Which comes first, the message or the medium?
When creating digitized magazine ads, it seems that high tech engagement tactics are de rigueur for most marketers. But do those digital gewgaws outperform static, or nearly static, ads?
Based on recent ad research, according to Michal Galin of Advertising Age, ads don’t need bells and whistles to be effective. Comparing the characteristics of the more memorable ads, he finds that “although many of the most-noted ads invited readers to play videos or pull up websites, it turned out that many were just as static as in print.”
“Placement and exclusivity seemed to be at least as important. Ad positions in the first 10 pages of a tablet issue performed particularly well. And ads that had some or all of the issue to themselves climbed to the top of the rankings,” says Galin, citing figures from the recent GfK MRI Starch Advertising Research report.

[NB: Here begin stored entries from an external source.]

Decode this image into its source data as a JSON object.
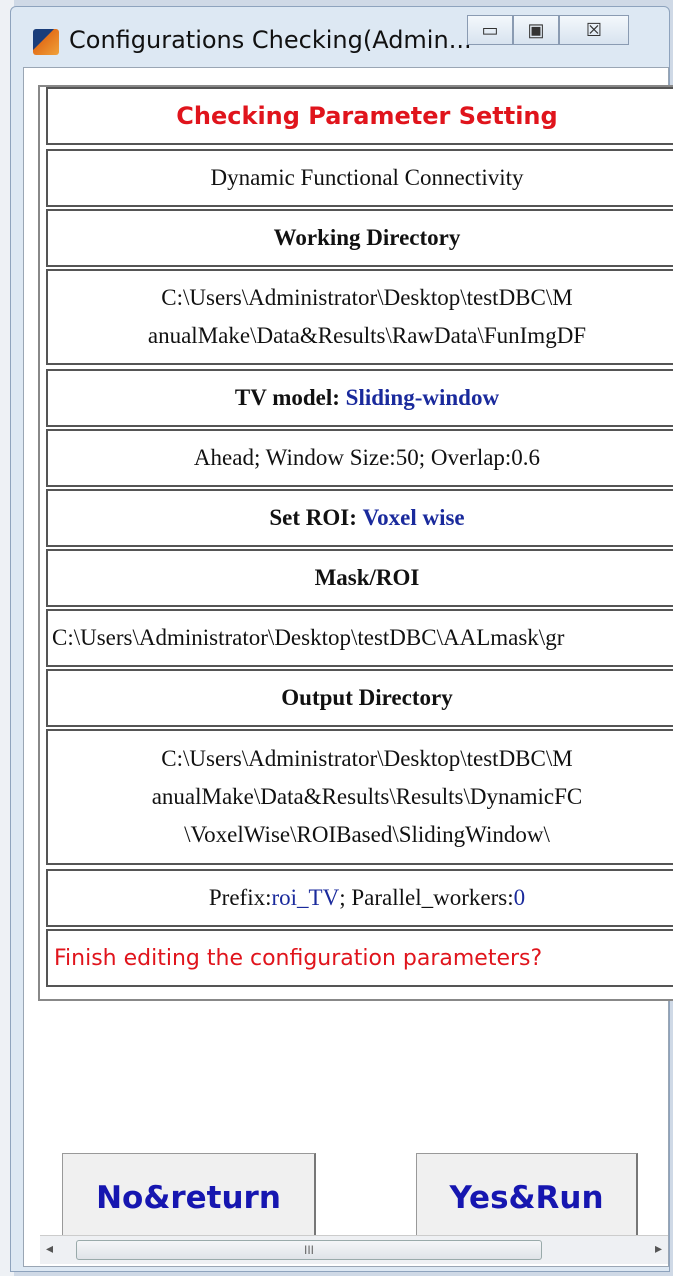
{
  "window": {
    "title": "Configurations Checking(Admin...",
    "controls": {
      "minimize": "▭",
      "maximize": "▣",
      "close": "☒"
    }
  },
  "rows": {
    "heading": "Checking Parameter Setting",
    "analysis_type": "Dynamic Functional Connectivity",
    "working_dir_label": "Working Directory",
    "working_dir_line1": "C:\\Users\\Administrator\\Desktop\\testDBC\\M",
    "working_dir_line2": "anualMake\\Data&Results\\RawData\\FunImgDF",
    "tv_model_label": "TV model:",
    "tv_model_value": "Sliding-window",
    "tv_params": "Ahead; Window Size:50; Overlap:0.6",
    "roi_label": "Set ROI:",
    "roi_value": "Voxel wise",
    "mask_label": "Mask/ROI",
    "mask_path": "C:\\Users\\Administrator\\Desktop\\testDBC\\AALmask\\gr",
    "output_dir_label": "Output Directory",
    "output_dir_line1": "C:\\Users\\Administrator\\Desktop\\testDBC\\M",
    "output_dir_line2": "anualMake\\Data&Results\\Results\\DynamicFC",
    "output_dir_line3": "\\VoxelWise\\ROIBased\\SlidingWindow\\",
    "prefix_label": "Prefix:",
    "prefix_value": "roi_TV",
    "workers_label": " ; Parallel_workers:",
    "workers_value": "0",
    "confirm_message": "Finish editing the configuration parameters?"
  },
  "buttons": {
    "no_return": "No&return",
    "yes_run": "Yes&Run"
  },
  "scrollbar": {
    "left_arrow": "◂",
    "right_arrow": "▸",
    "grip": "III"
  }
}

For example, a static ad for Neutrogena in Self was among the highest ranked in the study. Clearly it wasn’t from its clever digital interactive capabilities – it had none – but more likely from its front-of-magazine placement.
And while Cadillac pulled out all the stops in its fully interactive and memorable XTS ad, it was the only ad in the tablet version of Motor Trend’s June issue. Would it have had as much appeal among a host of other ads? Hard to know.
It’s tempting to pull out all the stops when dealing with any kind of new technology. Just as print designers must edit their choices, so too should digital designers curb their enthusiasm for overload. As the saying goes, just because you can doesn’t mean you should.